Raising Eurasian / hapa sons

1) Your son at one point in his life will be discriminated against. Ironically he will be discriminated for his Asian blood, the very thing his mother wanted diluted.

2) At one if not several points in his life he will be turned down or feel rejected because of his appearance. He will then see that his own mother preferred white men. What will you do to circumvent this problem if it is based in truth?

3) Your son will likely feel confused with your lax parenting against his mother’s Tiger Momming. This needs to be carefully monitored as he will see that his father needed only be white to get married, while his mother reinforces that he needs to be studious and hard working in order to succeed. He will be highly prone to burning out.

4) I expect you to be in a sexless marriage after the children are born. My father was the same. The nagging will become more and more aggressive and focus will largely be on money.
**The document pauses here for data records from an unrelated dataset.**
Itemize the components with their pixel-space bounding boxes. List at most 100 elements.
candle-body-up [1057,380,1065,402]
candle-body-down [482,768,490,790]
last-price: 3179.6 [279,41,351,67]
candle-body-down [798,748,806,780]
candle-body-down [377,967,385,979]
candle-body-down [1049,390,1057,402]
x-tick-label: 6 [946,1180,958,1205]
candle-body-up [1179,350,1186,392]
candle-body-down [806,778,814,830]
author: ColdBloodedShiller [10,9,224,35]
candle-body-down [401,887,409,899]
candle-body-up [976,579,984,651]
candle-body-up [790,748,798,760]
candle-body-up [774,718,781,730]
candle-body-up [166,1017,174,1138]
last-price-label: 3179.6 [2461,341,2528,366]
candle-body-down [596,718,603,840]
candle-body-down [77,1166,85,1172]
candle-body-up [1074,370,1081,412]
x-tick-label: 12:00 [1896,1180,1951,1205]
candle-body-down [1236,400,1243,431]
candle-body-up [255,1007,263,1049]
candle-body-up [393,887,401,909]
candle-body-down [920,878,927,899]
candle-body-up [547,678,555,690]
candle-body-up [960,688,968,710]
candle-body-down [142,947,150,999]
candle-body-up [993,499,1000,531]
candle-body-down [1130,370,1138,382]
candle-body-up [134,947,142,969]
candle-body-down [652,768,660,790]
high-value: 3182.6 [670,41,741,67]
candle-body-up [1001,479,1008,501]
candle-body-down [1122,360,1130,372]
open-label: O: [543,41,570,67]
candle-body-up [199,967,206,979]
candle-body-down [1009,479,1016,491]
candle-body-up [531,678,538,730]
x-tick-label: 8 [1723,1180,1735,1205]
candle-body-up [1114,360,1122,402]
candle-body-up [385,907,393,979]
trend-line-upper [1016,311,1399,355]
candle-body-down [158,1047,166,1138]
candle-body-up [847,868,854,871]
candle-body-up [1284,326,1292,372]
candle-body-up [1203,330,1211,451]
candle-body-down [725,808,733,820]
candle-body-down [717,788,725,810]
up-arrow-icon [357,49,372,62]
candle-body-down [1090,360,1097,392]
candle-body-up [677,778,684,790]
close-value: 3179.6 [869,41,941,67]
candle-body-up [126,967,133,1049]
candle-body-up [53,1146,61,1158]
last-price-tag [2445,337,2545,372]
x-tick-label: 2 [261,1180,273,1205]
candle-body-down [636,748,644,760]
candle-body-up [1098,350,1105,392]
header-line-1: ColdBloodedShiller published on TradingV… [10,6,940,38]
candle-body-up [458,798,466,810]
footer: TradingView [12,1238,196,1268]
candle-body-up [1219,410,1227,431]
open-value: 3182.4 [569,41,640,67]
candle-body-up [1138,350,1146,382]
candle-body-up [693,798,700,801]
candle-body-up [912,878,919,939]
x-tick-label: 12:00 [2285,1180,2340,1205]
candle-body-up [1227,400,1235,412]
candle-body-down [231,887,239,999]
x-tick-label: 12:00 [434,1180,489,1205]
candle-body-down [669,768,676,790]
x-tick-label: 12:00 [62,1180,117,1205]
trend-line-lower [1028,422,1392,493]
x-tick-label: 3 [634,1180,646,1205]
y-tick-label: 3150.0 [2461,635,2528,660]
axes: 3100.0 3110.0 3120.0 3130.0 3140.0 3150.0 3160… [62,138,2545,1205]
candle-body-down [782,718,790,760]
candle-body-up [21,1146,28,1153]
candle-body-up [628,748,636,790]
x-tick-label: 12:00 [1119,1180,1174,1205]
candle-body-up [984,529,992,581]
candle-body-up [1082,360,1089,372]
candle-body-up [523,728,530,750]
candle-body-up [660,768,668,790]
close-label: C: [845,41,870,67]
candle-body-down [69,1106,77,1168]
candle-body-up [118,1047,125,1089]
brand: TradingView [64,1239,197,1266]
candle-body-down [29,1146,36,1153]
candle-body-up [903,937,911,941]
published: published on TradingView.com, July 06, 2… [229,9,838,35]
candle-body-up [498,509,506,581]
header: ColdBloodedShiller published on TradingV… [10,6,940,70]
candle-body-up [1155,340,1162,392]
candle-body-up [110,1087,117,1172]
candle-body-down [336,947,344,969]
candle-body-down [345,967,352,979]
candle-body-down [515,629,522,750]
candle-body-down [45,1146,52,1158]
Arguments will lead to internal conflict in the child.

5) Your son will internalize white supremacy at least once in his life because he sees the dynamic of colored woman preferring a white male; this needs to be monitored but again since it is true there will be little to steer him from this path.

6) The only positive outcome is if the child is tall, good looking, completely non Asian in appearance, but even still the chances of him resenting you are high. If he perceives Asian women as abandoning Asian men he will undoubtedly form negative opinions about Asian women that will include his own mother.

7) Since many women who display preferences for men outside their race demonstrate the classic traits of unreasonable fantasizing, delusions of foreign lifestyle, pursuit of status and monetary gain, and unstable mental states, it is more than likely that 5-10 years after marriage your relationship will dissolve, if it hasn’t already (i.e., cheating). Since her entire basis for liking you was that you were not an Asian man, and that you have white blood, then the relationship indeed relies entirely on the fantasy of you providing her the childlike dream she desired.